With the aid of a diagram explain how a thermal desorption-gas chromatography-mass spectrometer functions for the analysis of VOCs.

Answer 1

We can firstly break this into three parts, i.e. thermal desorption, gas chromatography and mass spectroscopy and then understand each one separately as they come in sequence in the diagram. Thermal desorption technique is used to concentrate the volatile organic carbons (VOCs) in gas stream prior to their injection into the gas chromatograph.

Thermal desorption fundamentally involves collecting volatile organic compounds onto a sorbent, and then heating this sorbent in a flow of gas to release the compounds and concentrate them into a smaller volume.? It can be classified into two types: single stage and two stage operation.

Early thermal desorbers used just single-stage operation, whereby the volatiles collected on a sorbent tube were released by heating the tube in a flow of gas, from where they passed directly into the GC.

Modern thermal desorbers can also accommodate two-stage operation, whereby the gas stream from the sorbent tube (typically 100–200 mL) is collected on a narrower tube integral to the thermal desorber, called the focusing trap or cold trap. Heating this trap releases the analytes once again, but this time in an even smaller volume of gas (typically 100–200 µL), resulting in improved sensitivity and better GC peak shape.

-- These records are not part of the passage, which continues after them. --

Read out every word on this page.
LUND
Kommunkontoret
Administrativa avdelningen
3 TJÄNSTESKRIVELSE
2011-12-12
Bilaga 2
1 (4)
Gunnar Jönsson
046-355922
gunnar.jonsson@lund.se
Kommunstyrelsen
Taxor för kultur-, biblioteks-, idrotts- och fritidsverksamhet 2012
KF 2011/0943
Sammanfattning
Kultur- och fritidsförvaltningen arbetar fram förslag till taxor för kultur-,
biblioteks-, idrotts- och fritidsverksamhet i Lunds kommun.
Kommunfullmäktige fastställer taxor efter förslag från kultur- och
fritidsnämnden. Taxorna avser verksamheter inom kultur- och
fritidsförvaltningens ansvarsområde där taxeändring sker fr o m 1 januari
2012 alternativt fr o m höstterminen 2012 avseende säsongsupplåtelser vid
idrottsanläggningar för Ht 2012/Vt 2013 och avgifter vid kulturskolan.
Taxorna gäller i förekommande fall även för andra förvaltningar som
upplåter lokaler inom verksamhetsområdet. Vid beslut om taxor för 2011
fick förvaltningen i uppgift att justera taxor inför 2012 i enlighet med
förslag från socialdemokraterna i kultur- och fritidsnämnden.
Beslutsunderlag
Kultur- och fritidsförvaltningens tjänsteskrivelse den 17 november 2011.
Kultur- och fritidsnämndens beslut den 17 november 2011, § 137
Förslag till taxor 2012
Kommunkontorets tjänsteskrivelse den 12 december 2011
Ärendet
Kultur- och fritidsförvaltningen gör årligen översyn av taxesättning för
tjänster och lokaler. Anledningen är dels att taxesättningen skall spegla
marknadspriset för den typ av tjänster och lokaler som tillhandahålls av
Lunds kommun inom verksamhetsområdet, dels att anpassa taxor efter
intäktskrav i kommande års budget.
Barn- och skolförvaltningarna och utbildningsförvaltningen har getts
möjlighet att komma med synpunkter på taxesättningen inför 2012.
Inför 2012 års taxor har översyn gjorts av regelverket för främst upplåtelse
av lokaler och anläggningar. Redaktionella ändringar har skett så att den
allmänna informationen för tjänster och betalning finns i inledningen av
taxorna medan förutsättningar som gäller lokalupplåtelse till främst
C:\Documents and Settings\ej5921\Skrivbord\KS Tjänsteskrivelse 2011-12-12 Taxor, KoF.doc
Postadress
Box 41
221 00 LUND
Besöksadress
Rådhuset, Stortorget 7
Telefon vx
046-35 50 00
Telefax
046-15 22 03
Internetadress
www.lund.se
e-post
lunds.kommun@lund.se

After desorption, the sample passes to the gas chromatograph. This method is used for analysing and separating compounds that can be volatalised without decomposition.A gas chromatograph uses a flow-through narrow tube known as the column, through which different chemical constituents of a sample pass in a gas stream (carrier gas, mobile phase) at different rates depending on their various chemical and physical properties and their interaction with a specific column filling, called the stationary phase. As the chemicals exit the end of the column, they are detected and identified electronically. The function of the stationary phase in the column is to separate different components, causing each one to exit the column at a different time (retention time). Other parameters that can be used to alter the order or time of retention are the carrier gas flow rate, column length and the temperature.

From the gas chromatograph, different sample species with different retention time reach the mass spectrometer. It is a device that ionizes chemical species and sorts the ions based on their mass-to-charge ratio. In simpler terms, a mass spectrum measures the masses within a sample?.These GC and mass spectrometer,used together, allow a much finer degree of substance identification than either unit used separately. It is not possible to make an accurate identification of a particular molecule by gas chromatography or mass spectrometry alone.

A method of analysis by graphs with peaks,measures the peaks in relation to one another. In this method, the tallest peak is assigned 100% of the value, and the other peaks being assigned proportionate values. All values above 3% are assigned. The total mass of the unknown compound is normally indicated by the parent peak. The value of this parent peak can be used to fit with a chemical formula containing the various elements which are believed to be in the compound.Once a chemical formula has been matched to the spectrum, the molecular structure and bonding can be identified, and must be consistent with the characteristics recorded by GC-MS. Typically, this identification is done automatically by programs which come with the instrument, given a list of the elements which could be present in the sample.